Member of the Mississippi State Senate from the 1st district
- In office January 4, 2005 – January 3, 2012
- Preceded by: Bobby Chamberlin
- Succeeded by: Chris Massey

Personal details
- Born: Douglas Edward Davis June 25, 1977 (age 49) Memphis, Tennessee, U.S.
- Party: Republican
- Education: Mississippi College

= Doug E. Davis =

American politician

Douglas Edward Davis (born June 25, 1977) is a Republican politician who served in the Mississippi State Senate, formerly representing the 1st District (DeSoto County).

==Personal Biography==
He is the son of DeSoto County Chancery Clerk W. E. "Sluggo" Davis and Wanda Bouchillon Davis and the first cousin of former Southaven mayor Greg Davis. Davis is a graduate of Magnolia Heights High School and Mississippi College.

== Public life ==
Davis is a member of the DeSoto County Economic Development Council, the Hernando Rotary Club, Hernando Chamber of Commerce and is also chairman of the Northwest Mississippi District of the Chickasaw Council of the Boy Scouts of America.

== Political career ==
When Senator Bobby Chamberlin decided to retire from the state legislature, Davis entered the non-partisan December 14, 2004 special election to replace the senator. Since he won over a majority of the vote, 54.45%, a run-off against second highest voter getter was not necessary and he was declared the winner of the seat.
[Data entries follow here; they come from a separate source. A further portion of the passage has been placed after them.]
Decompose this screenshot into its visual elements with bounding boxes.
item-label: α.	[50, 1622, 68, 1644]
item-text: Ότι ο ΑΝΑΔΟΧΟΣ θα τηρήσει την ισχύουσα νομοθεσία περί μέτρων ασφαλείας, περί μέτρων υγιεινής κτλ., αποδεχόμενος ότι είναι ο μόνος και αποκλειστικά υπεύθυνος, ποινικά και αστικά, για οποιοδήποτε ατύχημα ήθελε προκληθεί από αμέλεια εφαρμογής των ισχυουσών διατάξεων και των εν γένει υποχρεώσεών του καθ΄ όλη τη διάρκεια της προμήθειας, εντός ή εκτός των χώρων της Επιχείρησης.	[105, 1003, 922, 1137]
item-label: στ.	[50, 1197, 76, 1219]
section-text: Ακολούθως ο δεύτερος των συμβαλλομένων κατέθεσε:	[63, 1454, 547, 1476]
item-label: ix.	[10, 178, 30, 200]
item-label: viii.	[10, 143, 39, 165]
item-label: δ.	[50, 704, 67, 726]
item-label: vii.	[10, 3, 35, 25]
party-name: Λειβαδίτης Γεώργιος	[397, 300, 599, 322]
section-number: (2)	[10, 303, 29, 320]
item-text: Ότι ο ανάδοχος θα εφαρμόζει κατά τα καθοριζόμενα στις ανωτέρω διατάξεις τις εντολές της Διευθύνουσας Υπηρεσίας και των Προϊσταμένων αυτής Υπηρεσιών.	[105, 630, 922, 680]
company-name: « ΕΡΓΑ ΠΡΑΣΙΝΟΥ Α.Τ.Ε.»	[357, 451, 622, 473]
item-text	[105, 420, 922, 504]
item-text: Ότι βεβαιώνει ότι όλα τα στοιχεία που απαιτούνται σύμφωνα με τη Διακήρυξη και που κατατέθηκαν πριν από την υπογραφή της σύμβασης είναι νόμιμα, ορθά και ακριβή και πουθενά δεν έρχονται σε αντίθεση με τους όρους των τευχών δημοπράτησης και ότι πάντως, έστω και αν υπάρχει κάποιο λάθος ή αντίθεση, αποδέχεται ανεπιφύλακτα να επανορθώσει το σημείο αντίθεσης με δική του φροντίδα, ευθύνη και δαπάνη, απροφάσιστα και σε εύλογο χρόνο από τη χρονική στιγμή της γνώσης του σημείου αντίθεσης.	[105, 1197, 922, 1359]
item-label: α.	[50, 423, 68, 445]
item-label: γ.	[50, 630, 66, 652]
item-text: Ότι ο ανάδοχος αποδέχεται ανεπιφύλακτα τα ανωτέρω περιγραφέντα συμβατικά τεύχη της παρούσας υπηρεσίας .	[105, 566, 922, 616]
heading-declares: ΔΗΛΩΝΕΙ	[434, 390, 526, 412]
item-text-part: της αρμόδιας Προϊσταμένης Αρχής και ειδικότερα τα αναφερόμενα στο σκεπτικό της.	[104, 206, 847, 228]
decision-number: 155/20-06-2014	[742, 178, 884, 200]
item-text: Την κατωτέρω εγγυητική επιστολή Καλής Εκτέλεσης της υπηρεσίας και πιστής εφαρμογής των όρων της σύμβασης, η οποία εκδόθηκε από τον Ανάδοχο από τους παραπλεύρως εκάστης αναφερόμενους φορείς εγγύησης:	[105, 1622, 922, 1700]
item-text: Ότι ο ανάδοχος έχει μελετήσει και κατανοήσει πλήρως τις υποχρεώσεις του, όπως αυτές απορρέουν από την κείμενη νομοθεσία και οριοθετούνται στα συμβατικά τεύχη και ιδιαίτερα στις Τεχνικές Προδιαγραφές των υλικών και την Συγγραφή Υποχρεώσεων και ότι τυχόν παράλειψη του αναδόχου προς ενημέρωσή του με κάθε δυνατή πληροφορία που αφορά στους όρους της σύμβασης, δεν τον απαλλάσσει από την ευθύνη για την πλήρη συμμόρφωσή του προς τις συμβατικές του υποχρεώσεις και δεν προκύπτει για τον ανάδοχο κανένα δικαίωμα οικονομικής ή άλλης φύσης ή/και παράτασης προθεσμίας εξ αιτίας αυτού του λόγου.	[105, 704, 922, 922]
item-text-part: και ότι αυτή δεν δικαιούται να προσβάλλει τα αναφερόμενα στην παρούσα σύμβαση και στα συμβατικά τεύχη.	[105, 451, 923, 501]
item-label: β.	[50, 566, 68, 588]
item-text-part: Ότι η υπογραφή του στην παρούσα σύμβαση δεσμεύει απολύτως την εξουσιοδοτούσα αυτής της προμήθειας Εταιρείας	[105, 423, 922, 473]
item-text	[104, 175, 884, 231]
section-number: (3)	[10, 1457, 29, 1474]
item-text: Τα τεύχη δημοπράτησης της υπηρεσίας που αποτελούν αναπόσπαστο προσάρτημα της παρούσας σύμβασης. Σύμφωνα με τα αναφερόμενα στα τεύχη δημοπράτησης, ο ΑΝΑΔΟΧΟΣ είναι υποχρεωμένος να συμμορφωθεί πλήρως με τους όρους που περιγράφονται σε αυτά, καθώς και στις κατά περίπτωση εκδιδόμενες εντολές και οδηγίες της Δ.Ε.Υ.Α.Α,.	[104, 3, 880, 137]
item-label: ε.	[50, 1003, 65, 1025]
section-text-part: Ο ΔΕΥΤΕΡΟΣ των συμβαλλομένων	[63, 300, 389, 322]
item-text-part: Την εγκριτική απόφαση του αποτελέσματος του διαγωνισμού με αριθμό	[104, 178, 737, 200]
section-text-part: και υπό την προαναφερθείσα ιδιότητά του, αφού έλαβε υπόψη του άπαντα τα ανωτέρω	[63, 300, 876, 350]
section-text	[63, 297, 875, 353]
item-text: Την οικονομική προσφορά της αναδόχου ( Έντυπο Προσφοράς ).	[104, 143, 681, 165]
Davis took office in 2005 and served until 2012.

In February 2013, Davis was appointed to the Mississippi Parole Board by Governor Phil Bryant and named Chair of the Parole Board in July 2013. Davis was then tabbed as the Chief of Staff for the Mississippi Secretary of State Delbert Hosemann in October 2013, a position where he currently serves.